Three-dimensional (3D) printed highly conductive graphene-based nanocomposites have led to a paradigm shift in the development of flexible electronics as well as customized therapeutic devices. This article addresses the deployment and characterization of a piezoelectric-pneumatic material-jetting (PPMJ) additive manufacturing process to print graphene-based nanocomposites with 3D structures. Here, development of a graphene-silicone ink, so-called MJ-3DG, with a high content of graphene (70 wt%) and its adoption for the PPMJ process to 3D print a highly conductive graphene-silicone structure is demonstrated. The robust 3D printed structure from MJ-3DG ink with the surface roughness around 2.99 (μm) has the resistivity as low as 0.41 (Ω.cm). This low resistivity is fairly comparable with the previously reported extrusion-based 3D-printed graphene structures that are the highest among all the carbon-based 3D-printed structures reported to date. Furthermore, in contrast to the extrusion-based systems, the high process speed (up to 500 mm/s) and the drop-on-demand nature of PPMJ provide internal design flexibility for 3D printed structures and make the development of smart graphene-based electronic and biomonitoring devices possible.

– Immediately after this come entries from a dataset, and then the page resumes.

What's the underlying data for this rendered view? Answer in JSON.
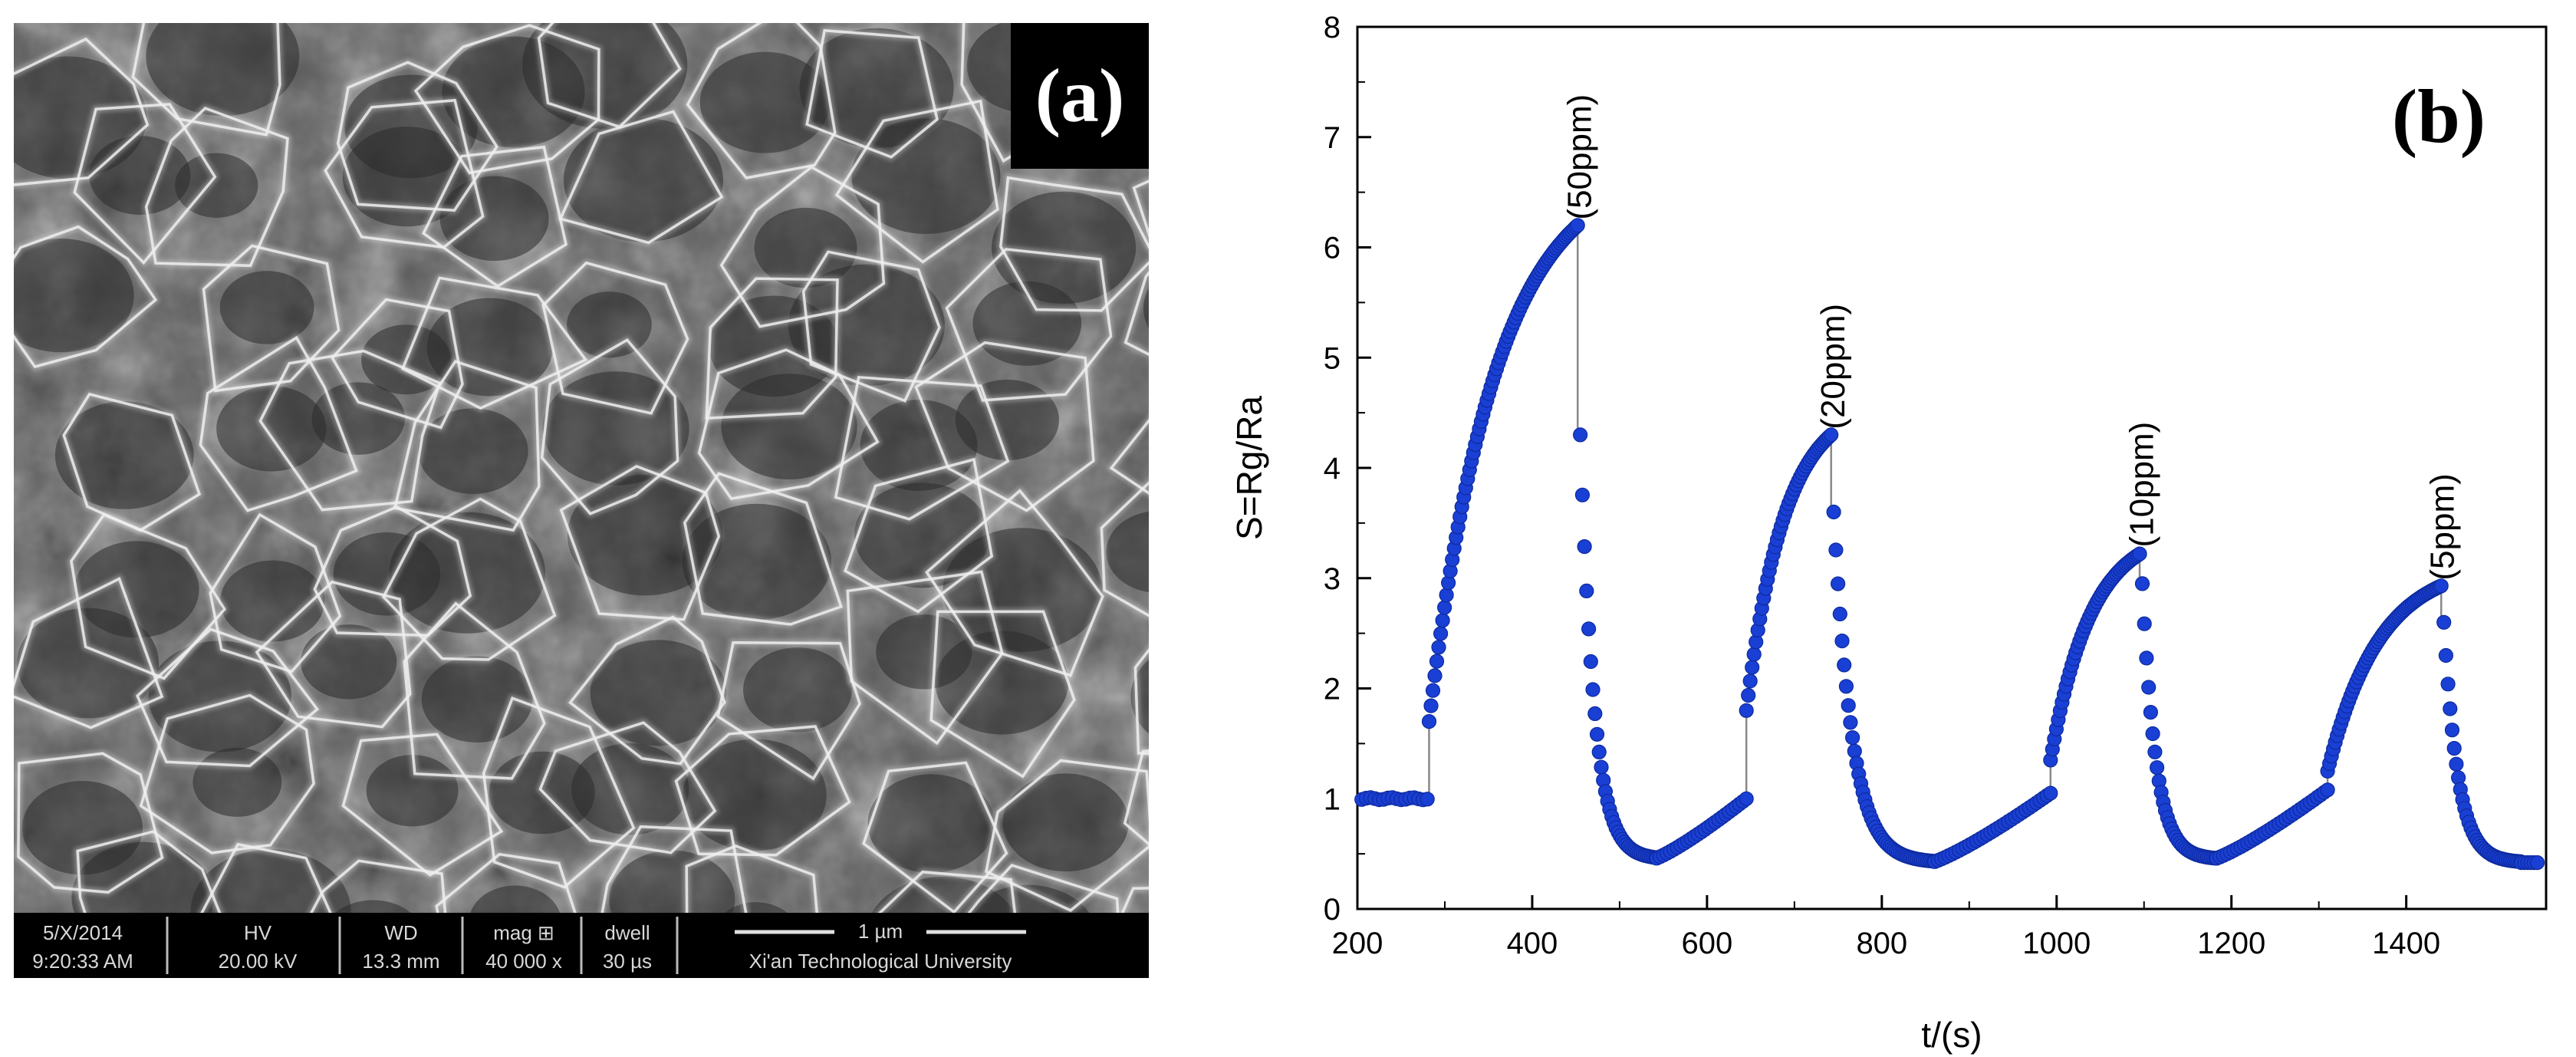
{
  "panel_a": {
    "label": "(a)",
    "info_bar": {
      "date": "5/X/2014",
      "time": "9:20:33 AM",
      "hv_label": "HV",
      "hv_value": "20.00 kV",
      "wd_label": "WD",
      "wd_value": "13.3 mm",
      "mag_label": "mag ⊞",
      "mag_value": "40 000 x",
      "dwell_label": "dwell",
      "dwell_value": "30 µs",
      "scale_label": "1 µm",
      "institution": "Xi'an Technological University"
    }
  },
  "panel_b": {
    "label": "(b)",
    "chart_data": {
      "type": "scatter",
      "xlabel": "t/(s)",
      "ylabel": "S=Rg/Ra",
      "xlim": [
        200,
        1560
      ],
      "ylim": [
        0,
        8
      ],
      "xticks": [
        200,
        400,
        600,
        800,
        1000,
        1200,
        1400
      ],
      "yticks": [
        0,
        1,
        2,
        3,
        4,
        5,
        6,
        7,
        8
      ],
      "grid": false,
      "marker_color": "#1a3fd4",
      "annotations": [
        {
          "text": "(50ppm)",
          "x": 455,
          "y": 6.25
        },
        {
          "text": "(20ppm)",
          "x": 745,
          "y": 4.35
        },
        {
          "text": "(10ppm)",
          "x": 1098,
          "y": 3.28
        },
        {
          "text": "(5ppm)",
          "x": 1442,
          "y": 2.98
        }
      ],
      "cycles": [
        {
          "concentration": "50ppm",
          "on_time": 282,
          "off_time": 452,
          "end_time": 560,
          "baseline": 1.0,
          "jump": 1.7,
          "peak": 6.2,
          "off_first": 4.3,
          "min": 0.45
        },
        {
          "concentration": "20ppm",
          "on_time": 645,
          "off_time": 742,
          "end_time": 885,
          "baseline": 1.0,
          "jump": 1.8,
          "peak": 4.3,
          "off_first": 3.6,
          "min": 0.42
        },
        {
          "concentration": "10ppm",
          "on_time": 993,
          "off_time": 1095,
          "end_time": 1200,
          "baseline": 1.05,
          "jump": 1.35,
          "peak": 3.22,
          "off_first": 2.95,
          "min": 0.45
        },
        {
          "concentration": "5ppm",
          "on_time": 1310,
          "off_time": 1440,
          "end_time": 1550,
          "baseline": 1.08,
          "jump": 1.25,
          "peak": 2.93,
          "off_first": 2.6,
          "min": 0.42
        }
      ],
      "initial_baseline": {
        "from": 205,
        "to": 282,
        "value": 1.0
      }
    }
  }
}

三维（3D）打印的高导电性石墨烯基纳米复合材料已导致柔性电子产品以及定制治疗设备的开发发生了范式转变。本文介绍了压电-气动材料喷射（PPMJ）增材制造工艺的部署和特性，以打印具有3D结构的基于石墨烯的纳米复合材料。在此，说明了石墨烯含量高（70 wt％）的石墨烯-有机硅油墨（所谓的MJ-3DG）的开发及其在PPMJ工艺中3D打印高导电性石墨烯-有机硅结构的采用。由MJ-3DG墨水制成的坚固的3D打印结构，其表面粗糙度约为2.99（μm），电阻率低至0.41（Ω.cm）。这种低电阻率与以前报道的基于挤压的3D打印的石墨烯结构相当，后者是迄今为止报道的所有基于碳的3D打印的结构中最高的。此外，与基于挤出的系统相比，PPMJ的高处理速度（高达500 mm / s）和按需滴落特性为3D打印结构提供了内部设计灵活性，并推动了基于智能石墨烯的开发电子和生物监测设备。